The retrospective nature of this study is the major limitation, as it could result in selection bias. As we did not include a control group, we cannot rule out that the improved clinical and virological outcome is the result of a regression to the mean or other medications given. The majority of the improved patients received concomitant remdesivir and/or corticosteroids which may partly explain the results rather than the given CCP.

The selection of patients treated with CCP in this study could be of considerable importance to the 30-day mortality rate of 21% in our study since severe symptoms, protracted infection or lack of virological clearance were often the indication for clinicians to treat with CCP. This makes mortality comparisons with other studies difficult and thus has to be kept in mind in the following attempt to provide some context to the mortality rate in our study.
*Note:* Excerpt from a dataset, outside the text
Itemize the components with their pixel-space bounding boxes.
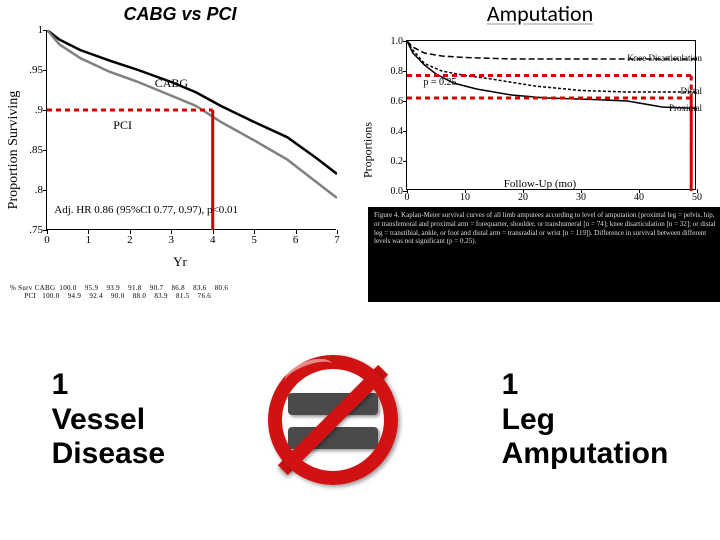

The overall, pre-vaccine mortality of hospitalized patients with COVID-19 in Sweden was 17.4% [28]. The mortality rate of solid organ transplant recipients in Sweden was 15% for hospitalized patients [29]. Studies from other countries in haematological patients hospitalized due to COVID-19 report mortality rates of 38 and 39% [30,31].

The literature is scarce regarding mortality of rituximab-treated patients with COVID-19. Besides the French study reporting a mortality rate of 21% [7], one small study of thirteen patients (of which eight were hospitalized) reported a mortality rate of 23% [32]. One study on hospitalized haematological patients with severe COVID-19 reported a mortality rate of 54%, where all were given dexamethasone and remdesivir, and 45% also received CCP [33].
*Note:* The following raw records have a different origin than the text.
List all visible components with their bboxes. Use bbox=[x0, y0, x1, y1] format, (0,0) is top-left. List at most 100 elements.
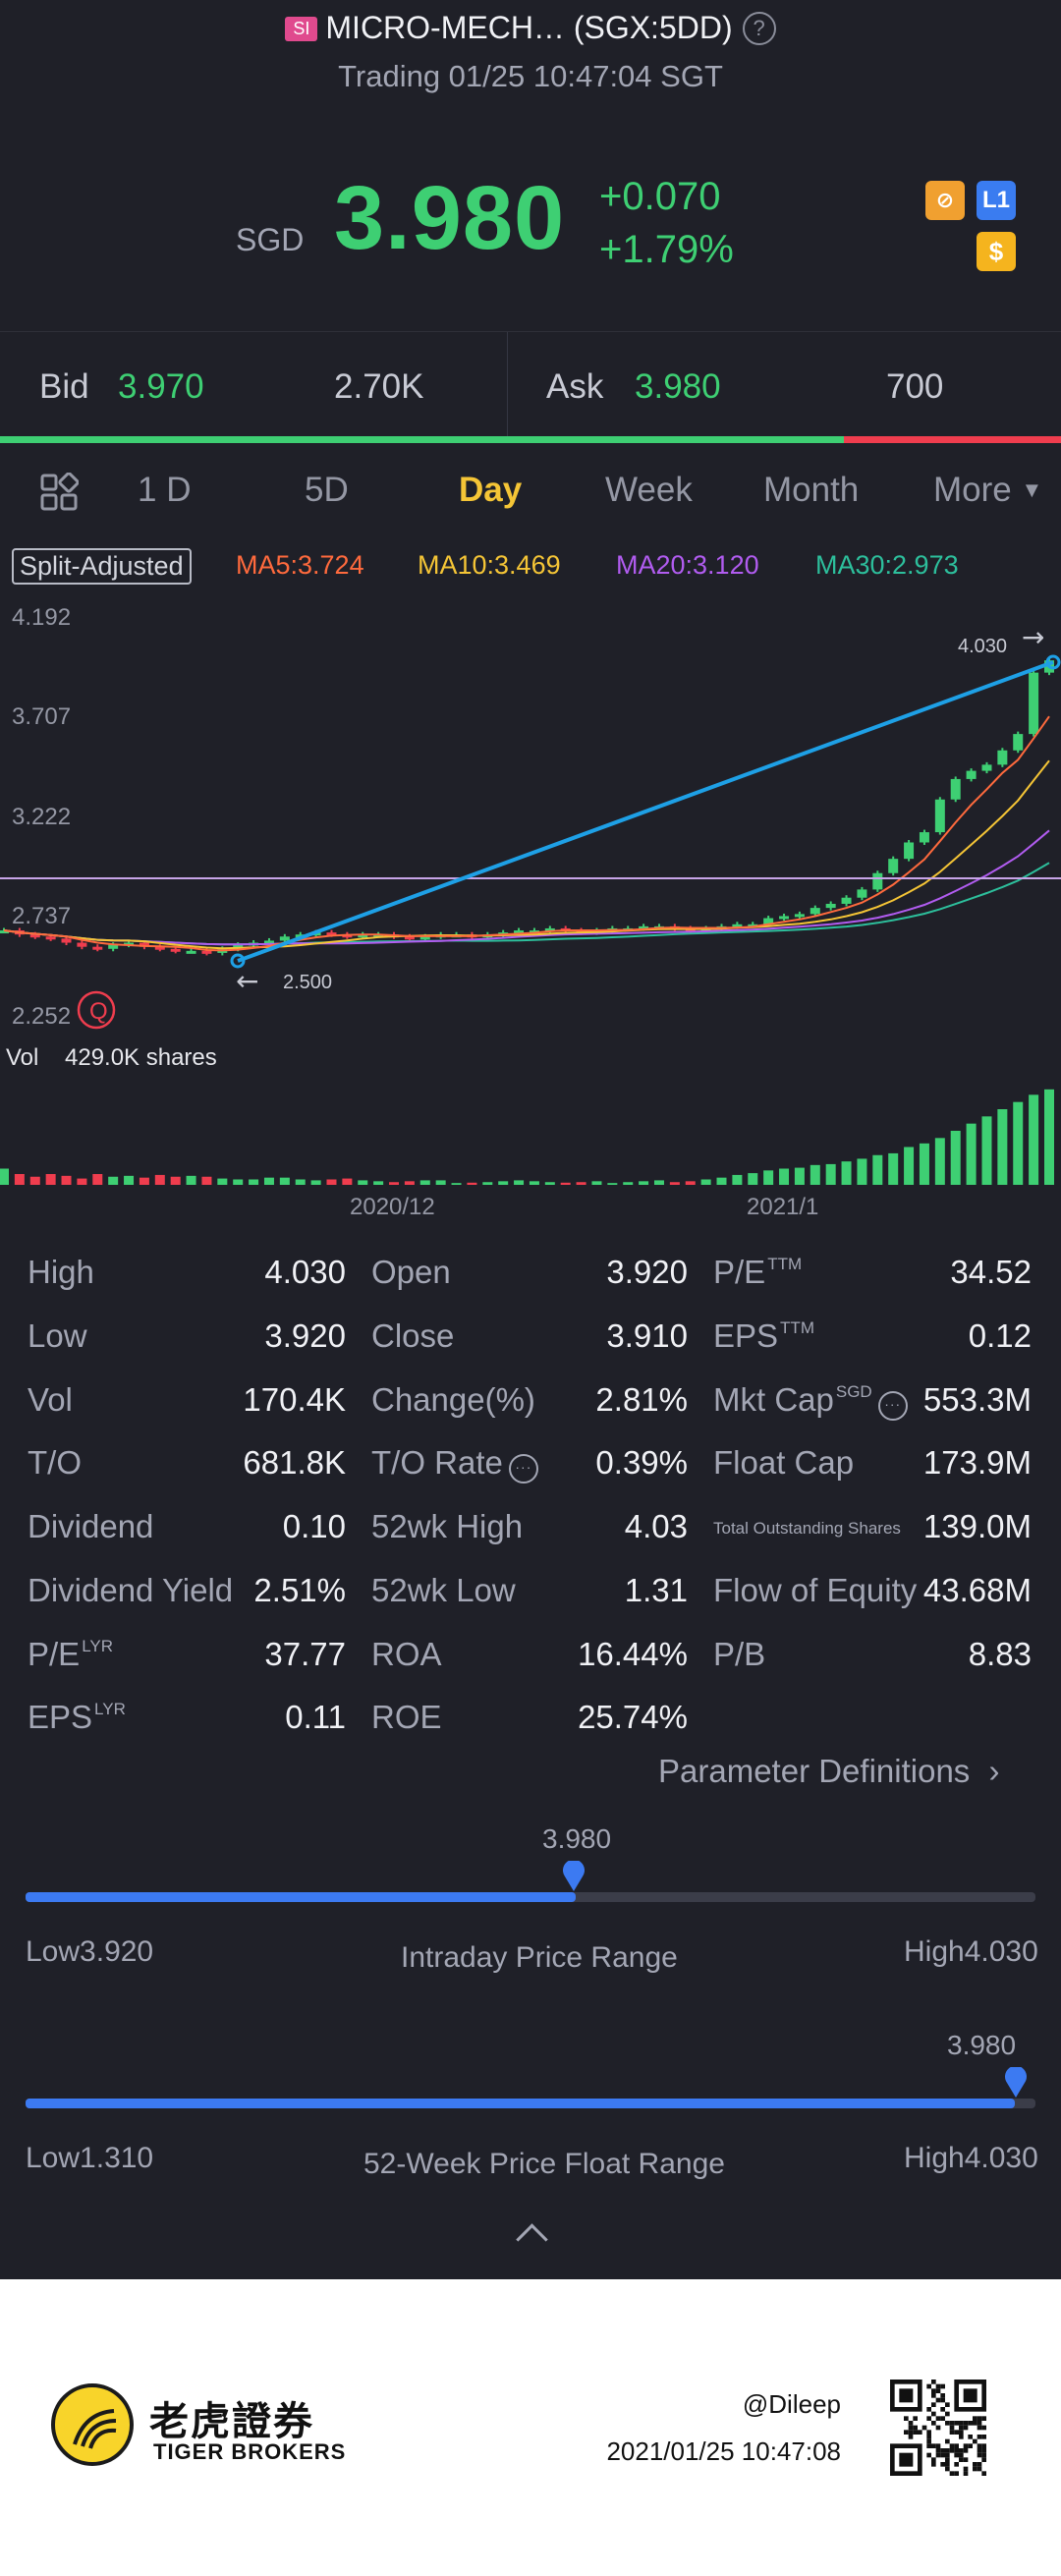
candle-body bbox=[748, 924, 758, 927]
volume-bar bbox=[732, 1174, 743, 1185]
qr-module bbox=[977, 2466, 982, 2472]
ma20-value: MA20:3.120 bbox=[616, 550, 759, 580]
qr-module bbox=[926, 2430, 931, 2435]
ma10-value: MA10:3.469 bbox=[418, 550, 561, 580]
share-footer: 老虎證券 TIGER BROKERS @Dileep 2021/01/25 10… bbox=[0, 2279, 1061, 2576]
parameter-definitions-link[interactable]: Parameter Definitions › bbox=[658, 1753, 999, 1790]
ma-legend: Split-Adjusted MA5:3.724 MA10:3.469 MA20… bbox=[0, 546, 1061, 586]
qr-module bbox=[959, 2452, 964, 2458]
dollar-icon[interactable]: $ bbox=[977, 232, 1016, 271]
price-change: +0.070 bbox=[599, 175, 721, 218]
qr-module bbox=[954, 2443, 959, 2448]
candle-body bbox=[263, 940, 274, 944]
intraday-current-value: 3.980 bbox=[542, 1823, 612, 1854]
qr-module bbox=[981, 2471, 986, 2476]
title-row[interactable]: SI MICRO-MECH… (SGX:5DD)? bbox=[0, 10, 1061, 46]
qr-module bbox=[945, 2462, 950, 2467]
no-trade-icon[interactable]: ⊘ bbox=[925, 181, 965, 220]
candle-body bbox=[966, 770, 977, 779]
stat-label-superscript: TTM bbox=[767, 1255, 803, 1273]
qr-module bbox=[926, 2383, 931, 2389]
candle-body bbox=[373, 934, 384, 938]
qr-module bbox=[949, 2471, 955, 2476]
info-dots-icon[interactable]: ··· bbox=[877, 1391, 908, 1421]
qr-module bbox=[908, 2430, 914, 2435]
tab-1d[interactable]: 1 D bbox=[138, 471, 192, 509]
volume-bar bbox=[310, 1180, 321, 1185]
stat-label: P/E LYR bbox=[28, 1636, 113, 1673]
volume-bar bbox=[669, 1182, 680, 1185]
ask-label: Ask bbox=[546, 367, 604, 406]
qr-module bbox=[959, 2435, 964, 2439]
info-dots-icon[interactable]: ··· bbox=[508, 1454, 538, 1484]
qr-module bbox=[977, 2452, 982, 2458]
tab-more-label: More bbox=[933, 471, 1012, 509]
candle-body bbox=[139, 942, 149, 947]
stat-value: 8.83 bbox=[968, 1636, 1032, 1672]
volume-bar bbox=[1029, 1094, 1039, 1185]
volume-bar bbox=[544, 1182, 555, 1185]
stat-label: Total Outstanding Shares bbox=[713, 1519, 901, 1539]
tab-month[interactable]: Month bbox=[763, 471, 860, 509]
volume-bar bbox=[576, 1182, 586, 1185]
stat-value: 3.910 bbox=[606, 1317, 688, 1354]
intraday-range-title: Intraday Price Range bbox=[401, 1941, 678, 1974]
chevron-up-icon[interactable] bbox=[516, 2223, 548, 2256]
stat-label: P/E TTM bbox=[713, 1254, 802, 1291]
level1-badge[interactable]: L1 bbox=[977, 181, 1016, 220]
help-icon[interactable]: ? bbox=[742, 12, 776, 45]
stat-value: 553.3M bbox=[922, 1381, 1032, 1418]
tab-week[interactable]: Week bbox=[605, 471, 693, 509]
qr-module bbox=[963, 2425, 969, 2431]
qr-module bbox=[931, 2421, 936, 2426]
qr-module bbox=[981, 2435, 986, 2439]
qr-module bbox=[935, 2425, 941, 2431]
qr-module bbox=[963, 2457, 969, 2462]
candle-body bbox=[77, 942, 87, 947]
stat-label-superscript: LYR bbox=[82, 1637, 114, 1655]
volume-bar bbox=[607, 1183, 618, 1185]
qr-module bbox=[945, 2421, 950, 2426]
market-badge: SI bbox=[285, 17, 318, 41]
volume-bar bbox=[389, 1182, 400, 1185]
stat-label-text: T/O Rate bbox=[371, 1444, 503, 1481]
week52-high-label: High bbox=[904, 2142, 965, 2174]
qr-module bbox=[949, 2443, 955, 2448]
stat-label-text: EPS bbox=[28, 1699, 93, 1735]
stat-value: 2.51% bbox=[253, 1572, 346, 1608]
candle-body bbox=[825, 903, 836, 909]
tab-5d[interactable]: 5D bbox=[305, 471, 349, 509]
candle-body bbox=[108, 944, 119, 949]
split-adjusted-button[interactable]: Split-Adjusted bbox=[12, 548, 192, 585]
qr-module bbox=[963, 2448, 969, 2453]
grid-layout-icon[interactable] bbox=[39, 472, 80, 512]
week52-high: High4.030 bbox=[904, 2142, 1038, 2175]
volume-bar bbox=[560, 1182, 571, 1185]
qr-module bbox=[968, 2421, 973, 2426]
candlestick-chart[interactable]: 4.192 3.707 3.222 2.737 2.252 Q 4.030 → … bbox=[0, 588, 1061, 1226]
volume-bar bbox=[186, 1175, 196, 1185]
volume-bar bbox=[529, 1181, 539, 1185]
candle-body bbox=[779, 916, 790, 920]
stat-label-text: P/B bbox=[713, 1636, 766, 1672]
last-price: 3.980 bbox=[334, 168, 566, 268]
qr-module bbox=[959, 2430, 964, 2435]
intraday-low: Low3.920 bbox=[26, 1935, 153, 1969]
stat-label: T/O bbox=[28, 1444, 82, 1482]
volume-bar bbox=[716, 1177, 727, 1185]
volume-value: 429.0K shares bbox=[65, 1044, 217, 1071]
candle-body bbox=[794, 914, 805, 918]
volume-bar bbox=[295, 1179, 306, 1185]
qr-module bbox=[918, 2430, 922, 2435]
stat-label-text: Float Cap bbox=[713, 1444, 855, 1481]
qr-module bbox=[981, 2448, 986, 2453]
qr-module bbox=[935, 2388, 941, 2393]
stat-label: High bbox=[28, 1254, 94, 1291]
qr-module bbox=[977, 2443, 982, 2448]
tab-more[interactable]: More ▼ bbox=[933, 471, 1042, 510]
tab-day[interactable]: Day bbox=[459, 471, 523, 509]
stat-value: 139.0M bbox=[922, 1508, 1032, 1544]
volume-bar bbox=[591, 1181, 602, 1185]
volume-bar bbox=[997, 1109, 1008, 1185]
volume-bar bbox=[14, 1174, 25, 1185]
The SARS-CoV-2 PCR results from the respiratory tract of this study shows that 79% of the evaluable patients had negative or increasing Ct-values after treatment. Moreover, SARS-CoV-2 PCR from plasma immediately after convalescent plasma-treatment was negative in 69% of patients. However, not all patients could be evaluated in this manner due to missing data, which is a limitation of this study.

Further limitations of our study include small and heterogeneous study sample. The patients differ in age and have a variety of primary diagnoses and comorbidities, which could have affected clinical outcomes. No strict criteria for including patients were used.

Detectable serum antibodies against SARS-CoV2 have been reported immediately after CCP treatment [15,18] in immunocompromised patients, whereas antibodies after CCP treatment were only detected in 2 of 11 tested patients in our study though donor titres were comparable to the above-mentioned studies. However, in our study, antibodies were generally analyzed later after plasma infusion than in the previous reports and may not have detected a possibly transient higher antibody level. Another explanation for undetectable SARS-CoV2 antibodies could be possible higher viral loads causing binding and elimination of antibodies.

In analogy with CCP treatment [11], early treatment with the monoclonal antibody cocktail casirivimab/imdevimab resulted in reduced mortality in out-patients who have not mounted their own immune response [27]. Reduced mortality has also been shown in hospitalized patients who were seronegative at baseline [34]. Compared to CCP, monoclonal antibody preparations provide higher antibody titres and could, especially if given early into the course of the disease, possibly result in greater clinical benefit in immunosuppressed patients compared with CCP.

In case of development of resistance to available monoclonal antibodies, and in lower resource settings without access to monoclonal antibodies, CCP could still play a role in the treatment of COVID-19. In a future viral pandemic, early administration of CCP to patients at risk of protracted or severe infection is a safe, promising treatment regime before more specific treatment is available.

Conclusion

As one of only few studies on CCP treatment of COVID-19 in hospitalized patients with severe immunosuppression, this study adds descriptive data. The study design prohibits conclusions on safety and efficacy, and the results should be interpreted with caution. Prospective, randomized trials are needed to investigate this further.